Friday April 27, 2018

Sri Lanka tea firm gets more land for luxury tented resort

Jan 26, 2017 07:17 AM GMT+0530 | 1 Comment(s)


ECONOMYNEXT – Wild Coast Lodge, part of the MJF Holdings group, has been allowed to lease extra land near the Yala wildlife park in southern Sri Lanka where it is developing a luxury tented resort, a government spokesman said.

A property of 07 acres belonging to the Sri Lanka Tourism Development Authority in Palatupana area in Yala has been allocated for the Wild Coast Lodge (Pvt) Ltd. project, said Rajitha Senaratne, Minister of Health, Nutrition and Indigenous Medicine.

The Cabinet of ministers this week approved a proposal by John Amaratunge, Minister of Tourism Development, to provide an additional land of 155 perches on a 50 year lease to the company to continue the project.

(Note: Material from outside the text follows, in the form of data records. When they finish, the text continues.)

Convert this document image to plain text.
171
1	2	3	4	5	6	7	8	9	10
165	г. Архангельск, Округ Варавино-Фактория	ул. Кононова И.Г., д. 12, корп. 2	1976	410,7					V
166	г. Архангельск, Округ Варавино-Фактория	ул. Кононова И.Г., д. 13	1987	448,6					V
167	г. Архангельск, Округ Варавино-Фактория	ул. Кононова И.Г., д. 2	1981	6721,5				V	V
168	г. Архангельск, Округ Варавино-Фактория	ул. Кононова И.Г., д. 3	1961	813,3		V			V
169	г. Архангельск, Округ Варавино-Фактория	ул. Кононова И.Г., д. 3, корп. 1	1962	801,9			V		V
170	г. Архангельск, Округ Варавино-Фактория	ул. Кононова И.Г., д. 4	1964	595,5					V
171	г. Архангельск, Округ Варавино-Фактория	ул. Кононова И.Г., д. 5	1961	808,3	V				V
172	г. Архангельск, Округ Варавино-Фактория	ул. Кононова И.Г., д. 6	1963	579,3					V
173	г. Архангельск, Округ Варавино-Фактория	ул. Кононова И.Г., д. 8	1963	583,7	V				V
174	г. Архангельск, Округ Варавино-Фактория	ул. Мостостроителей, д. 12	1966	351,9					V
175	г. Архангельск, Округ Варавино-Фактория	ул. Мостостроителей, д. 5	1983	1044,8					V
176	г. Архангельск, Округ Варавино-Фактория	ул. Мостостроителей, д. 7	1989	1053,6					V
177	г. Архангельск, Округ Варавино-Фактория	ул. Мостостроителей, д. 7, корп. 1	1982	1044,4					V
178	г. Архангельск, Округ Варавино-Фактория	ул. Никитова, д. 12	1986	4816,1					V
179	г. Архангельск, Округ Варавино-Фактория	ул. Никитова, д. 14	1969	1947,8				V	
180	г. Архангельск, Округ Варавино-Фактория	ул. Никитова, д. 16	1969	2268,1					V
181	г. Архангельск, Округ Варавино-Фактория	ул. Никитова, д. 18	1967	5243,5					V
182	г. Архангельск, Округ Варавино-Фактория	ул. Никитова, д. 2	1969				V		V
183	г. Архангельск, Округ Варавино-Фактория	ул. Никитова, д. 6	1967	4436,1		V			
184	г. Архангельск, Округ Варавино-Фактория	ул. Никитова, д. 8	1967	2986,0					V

Wild Coast Lodge has to obtain approval of the Department of Coast Conservation and Coastal Resources Management and the recommendations of Department of Wildlife Conservation in continuing with construction works.

Wild Coast Lodge had signed an agreement to set up a 28 roomed boutique hotel in Palatupana in 2016. It asked for an additional 155 perches for the luxury camps, saying it had changed the original design of the project to provide unobstructed views of the sea and beach front and needed the extra land.

The project benchmarks South African wild life tourism experience and targets a niche upmarket tourist segment prepared to pay a higher price.
The Ministry of Tourism Development said it approved the request for more land since there was no significant environmental impact and given MJF Holdings contributions to developing upmarket tourism with its Tea Trails and Cape Weligama properties,
(COLOMBO, Jan 26, 2016)



  1. sacre blieu January 26, 07:45 AM

    Another disaster in the making. The legalising of destruction of bio-diversity, which is off immeasurable importance to life. Forests , swamps, mangroves, etc., have all been destroyed and encroached upon with absolute impunity in the name of development and habitation and we see the ill effects of all.
    Yala reserve or any other forest reserve should not have been touched, for whatever the reason. Singharaja, with its unique species is now less than 15 of its original size.